Now, they are working on their handshakes.
“No wet dishrags. Look me right in the eye,” Landmark College professor Roxanne Hamilton coaches her students, who would soon scatter to campuses across the nation to start their freshman year. She tells them that a firm grip will project confidence when they ask for what they need to succeed — be it extra time on tests, access to an instructor’s notes or a distraction-free place to study.
A growing number of students with learning disabilities are enrolling in college, yet few are likely to get the level of support and encouragement available at Landmark College, one of a few small, private colleges that specialize in educating students who struggle with conditions such as dyslexia or attention-deficit disorder.
Nearly nine out of 10 of the nation’s two- and four-year colleges enroll students with disabilities, and of the 86% of those that enroll students with learning disabilities, only 24% say they can help disabled students “to a major extent,” says an Education Department report published in June.

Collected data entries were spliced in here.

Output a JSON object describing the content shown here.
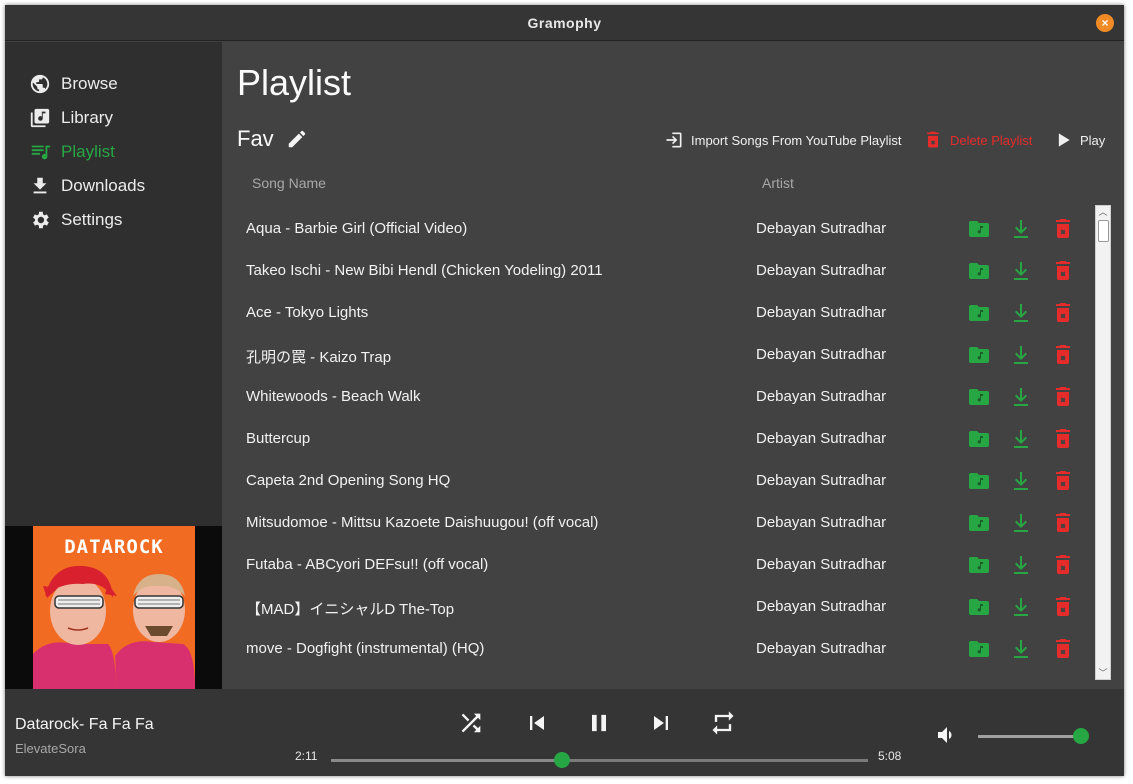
{
  "window": {
    "title": "Gramophy",
    "close_glyph": "×"
  },
  "sidebar": {
    "items": [
      {
        "label": "Browse",
        "icon": "globe-icon"
      },
      {
        "label": "Library",
        "icon": "music-library-icon"
      },
      {
        "label": "Playlist",
        "icon": "playlist-icon",
        "active": true
      },
      {
        "label": "Downloads",
        "icon": "download-icon"
      },
      {
        "label": "Settings",
        "icon": "gear-icon"
      }
    ],
    "album_art": {
      "text": "DATAROCK"
    }
  },
  "main": {
    "title": "Playlist",
    "playlist_name": "Fav",
    "actions": {
      "import": "Import Songs From YouTube Playlist",
      "delete": "Delete Playlist",
      "play": "Play"
    },
    "columns": {
      "song": "Song Name",
      "artist": "Artist"
    },
    "rows": [
      {
        "song": "Aqua - Barbie Girl (Official Video)",
        "artist": "Debayan Sutradhar"
      },
      {
        "song": "Takeo Ischi - New Bibi Hendl (Chicken Yodeling) 2011",
        "artist": "Debayan Sutradhar"
      },
      {
        "song": "Ace - Tokyo Lights",
        "artist": "Debayan Sutradhar"
      },
      {
        "song": "孔明の罠 - Kaizo Trap",
        "artist": "Debayan Sutradhar"
      },
      {
        "song": "Whitewoods - Beach Walk",
        "artist": "Debayan Sutradhar"
      },
      {
        "song": "Buttercup",
        "artist": "Debayan Sutradhar"
      },
      {
        "song": "Capeta 2nd Opening Song HQ",
        "artist": "Debayan Sutradhar"
      },
      {
        "song": "Mitsudomoe - Mittsu Kazoete Daishuugou! (off vocal)",
        "artist": "Debayan Sutradhar"
      },
      {
        "song": "Futaba - ABCyori DEFsu!! (off vocal)",
        "artist": "Debayan Sutradhar"
      },
      {
        "song": "【MAD】イニシャルD The-Top",
        "artist": "Debayan Sutradhar"
      },
      {
        "song": "move - Dogfight (instrumental) (HQ)",
        "artist": "Debayan Sutradhar"
      }
    ]
  },
  "player": {
    "title": "Datarock- Fa Fa Fa",
    "artist": "ElevateSora",
    "elapsed": "2:11",
    "duration": "5:08",
    "progress": 0.43,
    "volume": 1.0
  },
  "colors": {
    "accent": "#27a744",
    "danger": "#e62b2b",
    "background": "#424242",
    "sidebar": "#2f2f2f"
  }
}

That’s why a growing number of short-term opportunities are cropping up to help college students with learning disabilities hone the skills they will need on a mainstream campus. Landmark, which runs three such boot camps on its campus here each summer, last year added a fourth, in Oregon. The non-profit College Internship Program this year offered similar residential programs on five campuses, up from one program three years ago. And a biopharmaceutical company awarded scholarships this year to 25 students with ADHD. Those scholarships include cash plus one-on-one coaching.
Through the programs, students learn to build on their strengths, navigate the terrain and, perhaps most of all, how to advocate for themselves.
Many students “don’t have the ability to speak up for themselves, because their parents were advocating for them” in high school, says Robert Tudisco of the non-profit Edge Foundation, which pairs coaches with college students with ADHD. Even when students do speak up, he says, “colleges, to a certain degree, don’t have a good handle on what these students need.”
The sessions at Landmark have made a difference for Brandon Tobasky, 18, who has an anxiety disorder that sometimes impedes his ability to focus on schoolwork. Now, as a first-year student at Colby-Sawyer College in New London, N.H., Tobasky says he feels “a lot more confident and a lot more prepared in general about just about every aspect” of college, both academically and socially.
While at Landmark, Tobasky worked on his note-taking, something he never had to do in high school for students with special needs because teachers gave study guides. He also fretted about whether he would make friends. Now, he says, “I’m thinking, wow, I have so many friends. I hope I don’t have too much fun.”
But students participating in another Landmark program warn that the transition can be bumpy. Ksenia Bradner, 19, a sophomore at Goucher College in Baltimore, says she had a professor last year who insisted “there’s no such thing” as attention-deficit disorder or depression. “I was shocked because all my life people had been understanding,” Bradner says.
“You feel under attack sometimes,” says Benjamin Staton, 20, a George Washington University sophomore with attention-deficit hyperactivity disorder and dyslexia. Last year, he says, one professor “was angry at me because I was asking for help. She had to go out of her way to help me.” This semester, he says, he is communicating more effectively with faculty and staying on top of his course load. “It’s really important to not, like, sink, which would have happened in the past,” he says.
Rising numbers
The proportion of college students with any sort of disability has inched upward, to about 11% in 2008 from 9% in 2000, but the number who report learning-related disabilities is growing far faster, says a 2009 report by the Government Accountability Office, the investigative arm of Congress. Dyslexia and similar language-based disabilities increased from 5% to 8.9% in that period.